No matter how successful and cherished Andrews’ Scenic Acres may be, is it realistic to think a farmer will buy it when speculators are scooping up property all around Andrews? Nearby farmland inside the Greenbelt is going for $20,000 an acre — a price most farmers could never afford. Farms like his that fall outside the Greenbelt border are running at $50,000 an acre. Which means only a Rosedale stockbroker would have the necessary cash.

That’s exactly who Andrews is banking on — “It would have to be somebody who had passion.”

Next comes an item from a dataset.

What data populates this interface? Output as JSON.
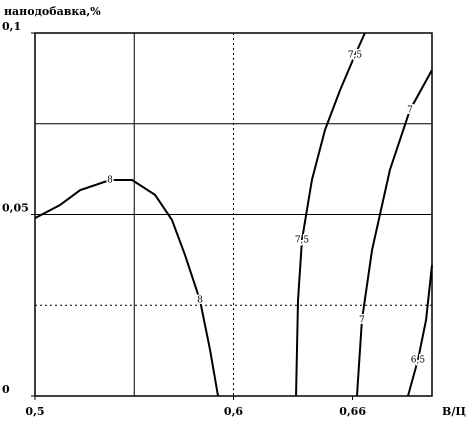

Wayne Roberts, project co-ordinator for the Toronto Food Policy Council, has a different buyer in mind: the Ontario government. “That’s obvious to anyone concerned with the future of food security in Ontario,” he says. Not only would the province save the most productive land from being stripped of its topsoil and converted to homes and malls, but it could also boost aspiring farmers into the business by renting out small acreages to them at affordable prices — he calls them “farm condominiums.”

“Once land is changed from agriculture into something else,” he says, “it’s almost impossible to reclaim. If this farm goes, it’s not late — it’s too late.”